Praise for the Author:
“Shane Anderson’s ‘Joy’ is contagious." –The Poetry Foundation
Publication Date: November 30, 2021
In 2016, Shane Anderson made a vow to live according to the four core values of the Golden State Warriors to escape a decade of defeats—including divorce, debilitating spinal surgery and a suicide attempt. The basketball team’s values of joy, mindfulness, compassion, and competition became Anderson’s guiding principles, providing him a lens to investigate a myriad of social, personal, philosophical, and political issues, such as homelessness, the promises and failures of rave culture, and the limits of self-help. Part memoir, part essay, and part chronicle of the greatest five-year stretch of a team in NBA history, After the Oracle depicts the makes and misses of one expat trying to make a life worth living.

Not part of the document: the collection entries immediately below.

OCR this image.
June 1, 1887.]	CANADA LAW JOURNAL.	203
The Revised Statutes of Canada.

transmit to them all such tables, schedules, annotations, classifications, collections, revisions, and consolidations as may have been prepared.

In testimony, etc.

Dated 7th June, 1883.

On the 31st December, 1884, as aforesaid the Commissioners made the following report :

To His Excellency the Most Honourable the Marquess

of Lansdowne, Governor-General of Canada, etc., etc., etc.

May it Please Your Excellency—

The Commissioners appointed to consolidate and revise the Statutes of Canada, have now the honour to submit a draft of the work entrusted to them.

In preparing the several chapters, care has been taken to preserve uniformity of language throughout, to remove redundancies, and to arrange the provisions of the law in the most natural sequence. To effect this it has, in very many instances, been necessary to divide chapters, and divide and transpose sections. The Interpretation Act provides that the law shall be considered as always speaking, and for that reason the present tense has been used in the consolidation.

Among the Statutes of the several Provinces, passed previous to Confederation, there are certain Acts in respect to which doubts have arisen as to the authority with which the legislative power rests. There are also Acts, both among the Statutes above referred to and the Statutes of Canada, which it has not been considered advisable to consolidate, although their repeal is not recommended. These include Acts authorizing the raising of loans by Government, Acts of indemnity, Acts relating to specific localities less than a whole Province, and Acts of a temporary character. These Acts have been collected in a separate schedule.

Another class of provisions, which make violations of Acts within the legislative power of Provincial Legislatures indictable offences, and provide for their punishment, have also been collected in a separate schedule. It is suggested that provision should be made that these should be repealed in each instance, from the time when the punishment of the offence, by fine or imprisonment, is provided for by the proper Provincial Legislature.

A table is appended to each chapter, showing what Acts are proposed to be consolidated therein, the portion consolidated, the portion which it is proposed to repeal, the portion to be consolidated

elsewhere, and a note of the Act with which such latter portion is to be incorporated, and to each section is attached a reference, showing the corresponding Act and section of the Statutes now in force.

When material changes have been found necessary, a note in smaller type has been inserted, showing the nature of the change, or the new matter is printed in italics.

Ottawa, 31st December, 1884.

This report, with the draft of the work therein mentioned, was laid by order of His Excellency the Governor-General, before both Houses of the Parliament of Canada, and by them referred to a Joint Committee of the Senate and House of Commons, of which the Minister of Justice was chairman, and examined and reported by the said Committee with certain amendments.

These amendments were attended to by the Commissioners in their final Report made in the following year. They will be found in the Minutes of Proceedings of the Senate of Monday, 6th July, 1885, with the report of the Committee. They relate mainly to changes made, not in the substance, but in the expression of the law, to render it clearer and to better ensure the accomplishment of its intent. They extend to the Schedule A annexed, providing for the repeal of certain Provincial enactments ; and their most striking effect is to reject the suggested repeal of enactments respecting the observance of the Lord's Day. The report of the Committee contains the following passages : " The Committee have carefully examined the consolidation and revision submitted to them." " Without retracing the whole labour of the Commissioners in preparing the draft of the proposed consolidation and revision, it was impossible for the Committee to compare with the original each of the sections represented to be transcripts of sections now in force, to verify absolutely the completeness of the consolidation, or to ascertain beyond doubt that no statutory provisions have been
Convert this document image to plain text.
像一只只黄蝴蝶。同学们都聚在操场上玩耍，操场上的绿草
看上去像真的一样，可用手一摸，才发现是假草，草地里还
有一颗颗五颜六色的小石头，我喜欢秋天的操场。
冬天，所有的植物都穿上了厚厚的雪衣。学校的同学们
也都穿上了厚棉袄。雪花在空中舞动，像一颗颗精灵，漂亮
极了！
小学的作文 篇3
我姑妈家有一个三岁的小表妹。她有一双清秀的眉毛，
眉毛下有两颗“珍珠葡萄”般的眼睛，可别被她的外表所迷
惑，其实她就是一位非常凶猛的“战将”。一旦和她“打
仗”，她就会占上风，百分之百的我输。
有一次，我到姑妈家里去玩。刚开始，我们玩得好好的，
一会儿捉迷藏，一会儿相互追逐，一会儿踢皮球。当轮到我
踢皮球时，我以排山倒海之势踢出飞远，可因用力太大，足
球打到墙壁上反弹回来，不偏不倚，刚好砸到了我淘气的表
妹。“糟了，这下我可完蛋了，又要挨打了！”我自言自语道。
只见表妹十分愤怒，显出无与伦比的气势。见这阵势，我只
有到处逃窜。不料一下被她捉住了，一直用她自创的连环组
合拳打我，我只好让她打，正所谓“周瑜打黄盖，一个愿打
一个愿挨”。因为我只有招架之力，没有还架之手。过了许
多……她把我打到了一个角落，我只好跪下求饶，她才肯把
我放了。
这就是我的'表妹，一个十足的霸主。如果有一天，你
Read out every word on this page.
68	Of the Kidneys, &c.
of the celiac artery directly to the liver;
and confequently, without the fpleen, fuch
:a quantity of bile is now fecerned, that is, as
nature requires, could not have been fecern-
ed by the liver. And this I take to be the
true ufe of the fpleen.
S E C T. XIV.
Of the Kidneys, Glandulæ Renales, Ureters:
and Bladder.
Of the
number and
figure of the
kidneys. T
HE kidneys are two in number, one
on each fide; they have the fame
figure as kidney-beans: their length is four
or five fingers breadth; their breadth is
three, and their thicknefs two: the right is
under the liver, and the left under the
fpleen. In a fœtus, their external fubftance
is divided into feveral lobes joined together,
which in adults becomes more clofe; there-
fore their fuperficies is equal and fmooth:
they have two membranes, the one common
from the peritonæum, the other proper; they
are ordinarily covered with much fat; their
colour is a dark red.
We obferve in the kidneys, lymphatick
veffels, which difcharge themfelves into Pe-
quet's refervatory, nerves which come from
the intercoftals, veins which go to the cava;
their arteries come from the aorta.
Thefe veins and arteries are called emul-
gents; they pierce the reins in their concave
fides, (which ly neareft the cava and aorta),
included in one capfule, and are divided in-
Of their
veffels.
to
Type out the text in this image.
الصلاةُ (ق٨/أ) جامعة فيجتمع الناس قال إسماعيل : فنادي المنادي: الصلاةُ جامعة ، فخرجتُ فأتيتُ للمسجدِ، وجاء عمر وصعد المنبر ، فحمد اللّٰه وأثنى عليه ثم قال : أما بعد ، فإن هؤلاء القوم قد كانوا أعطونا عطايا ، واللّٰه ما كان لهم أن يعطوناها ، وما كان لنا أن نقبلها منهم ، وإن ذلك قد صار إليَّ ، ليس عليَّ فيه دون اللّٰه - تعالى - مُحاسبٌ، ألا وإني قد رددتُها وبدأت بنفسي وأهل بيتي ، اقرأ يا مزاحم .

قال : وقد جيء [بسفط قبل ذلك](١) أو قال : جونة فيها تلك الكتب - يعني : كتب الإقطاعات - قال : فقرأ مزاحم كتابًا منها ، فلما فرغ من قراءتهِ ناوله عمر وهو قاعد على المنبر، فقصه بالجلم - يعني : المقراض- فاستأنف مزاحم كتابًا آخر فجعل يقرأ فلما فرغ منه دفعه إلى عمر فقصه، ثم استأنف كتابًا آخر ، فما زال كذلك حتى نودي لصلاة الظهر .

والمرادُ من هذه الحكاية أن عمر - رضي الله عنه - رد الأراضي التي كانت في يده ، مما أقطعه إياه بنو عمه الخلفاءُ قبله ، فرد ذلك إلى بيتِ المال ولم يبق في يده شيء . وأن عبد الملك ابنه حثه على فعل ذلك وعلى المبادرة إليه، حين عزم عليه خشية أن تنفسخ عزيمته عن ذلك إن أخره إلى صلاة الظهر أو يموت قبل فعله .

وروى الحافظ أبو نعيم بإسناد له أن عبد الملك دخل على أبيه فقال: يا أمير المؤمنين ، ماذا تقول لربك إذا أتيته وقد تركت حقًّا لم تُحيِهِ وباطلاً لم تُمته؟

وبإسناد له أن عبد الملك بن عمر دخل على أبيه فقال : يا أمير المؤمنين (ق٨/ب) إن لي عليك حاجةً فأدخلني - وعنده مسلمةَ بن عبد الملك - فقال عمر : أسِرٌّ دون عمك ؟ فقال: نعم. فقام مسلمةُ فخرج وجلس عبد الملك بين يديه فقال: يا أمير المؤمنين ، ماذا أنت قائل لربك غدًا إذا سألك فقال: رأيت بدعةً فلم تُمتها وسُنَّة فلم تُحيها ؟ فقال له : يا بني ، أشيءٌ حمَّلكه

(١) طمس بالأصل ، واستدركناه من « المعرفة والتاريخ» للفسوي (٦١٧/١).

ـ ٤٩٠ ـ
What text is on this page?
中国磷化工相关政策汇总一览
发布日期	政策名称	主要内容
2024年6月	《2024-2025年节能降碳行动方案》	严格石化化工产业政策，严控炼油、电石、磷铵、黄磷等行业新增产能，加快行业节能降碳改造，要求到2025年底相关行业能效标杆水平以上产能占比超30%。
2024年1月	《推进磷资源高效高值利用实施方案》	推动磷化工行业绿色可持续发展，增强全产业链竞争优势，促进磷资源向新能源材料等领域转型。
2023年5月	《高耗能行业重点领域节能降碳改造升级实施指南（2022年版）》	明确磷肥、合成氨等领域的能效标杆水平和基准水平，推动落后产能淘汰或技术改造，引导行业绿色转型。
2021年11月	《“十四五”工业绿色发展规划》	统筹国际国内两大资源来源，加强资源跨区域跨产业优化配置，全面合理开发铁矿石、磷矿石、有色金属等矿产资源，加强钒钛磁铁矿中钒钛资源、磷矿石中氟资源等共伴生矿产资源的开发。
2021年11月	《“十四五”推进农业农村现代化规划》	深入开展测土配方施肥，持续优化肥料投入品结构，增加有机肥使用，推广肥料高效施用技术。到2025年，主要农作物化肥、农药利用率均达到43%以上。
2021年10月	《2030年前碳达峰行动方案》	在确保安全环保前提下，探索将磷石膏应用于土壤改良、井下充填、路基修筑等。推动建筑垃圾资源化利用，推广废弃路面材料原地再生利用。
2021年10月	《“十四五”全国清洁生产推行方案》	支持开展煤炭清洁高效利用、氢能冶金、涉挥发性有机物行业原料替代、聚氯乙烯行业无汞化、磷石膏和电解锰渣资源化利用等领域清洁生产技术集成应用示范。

"When the Golden State Warriors started their legendary winning streak, Shane Anderson looked at their four core values (joy, mindfulness, compassion, competition) and saw how he could introduce them into his own life. Memoir and psychological text all in one, this book doesn't preach about how to live your life; it just shows the reader the changes that Anderson tried to embody, and the struggles that came with them. His style is fresh and unique, his narrative is compelling, and his grasp on basketball makes for a powerful and effective read."—Brad Costa, Boulder Book Store
“[A]s a study in the salvaging of a life, this small volume offers a fascinating and remarkable story of one man’s love of sport, devotion to a team, and how that saves his life.” —Richard Crepeau, New York Journal of Books
"Basically nothing about this book should work — an earnest but unsentimental self-help basketball memoir of Berlin depravity, depression, and redemption? give me a break — but, by some occult miracle, it does, and it does with hilarity, beauty, the great pleasures of genrelessness, and ultimately something like real grace. I don't think I've ever read anything like it, and I doubt I ever will again." —Gideon Lewis-Kraus, author of A Sense of Direction
"After the Oracle is resolutely not a self-help book, but it is also the best self-help book you'll ever read. It is ostensibly a book about basketball — and yes, it is about basketball! — but it is also about the biggest questions in the world, like what it takes to love and how to build a life. Part love letter to The Game, part self-searching memoir, part philosophical treatise, ultimately it is a roadmap for a deep interrogation of the self that suggests how personal and political transformations may be truly possible. In the tradition of the greatest sports writing, it is expansive, hilarious, and profound — yet it is also uniquely Shane Anderson. Intricately constructed, deeply poetic, vulnerable, real. An ode to basketball; an ode to joy." —Elvia Wilk, author of Oval
“In this work Shane Anderson mines from the moment values that escape beyond the exigencies that seem to cradle the moment. He mines from the athleticism that which insinuates value that seems to overcome the compost that seems to shadow the moment. A seeming instant in time is mined for stunning life lessons it provides emitted as they are from crucial tangents that seem to occlude their greater extension.” —Will Alexander, author of Across the Vapour Gulf, Singing in Magnetic Hoofbeat, and others
"You can't fake the funk on a nasty dunk and Shane Anderson's post-oracular post-genre new book is proof." —Joshua Cohen, author of The Netanyahus, Book of Numbers, and Witz
Shane Anderson has written three books of poetry and experimental prose (Soft Passer, Études, and Melanic Ray Meditations), and translated several books from German, including Thomas Pletzinger’s The Great Nowitzki, Elke Erb’s A poem is what it does, and Ulf Stolterfoht’s The Amme Talks. Anderson’s writing and translations can be found in The Nation, Los Angeles Review of Books, Asymptote, Ugly Duckling Presse, and elsewhere. A native of Northern California, Anderson lives with his family in Berlin.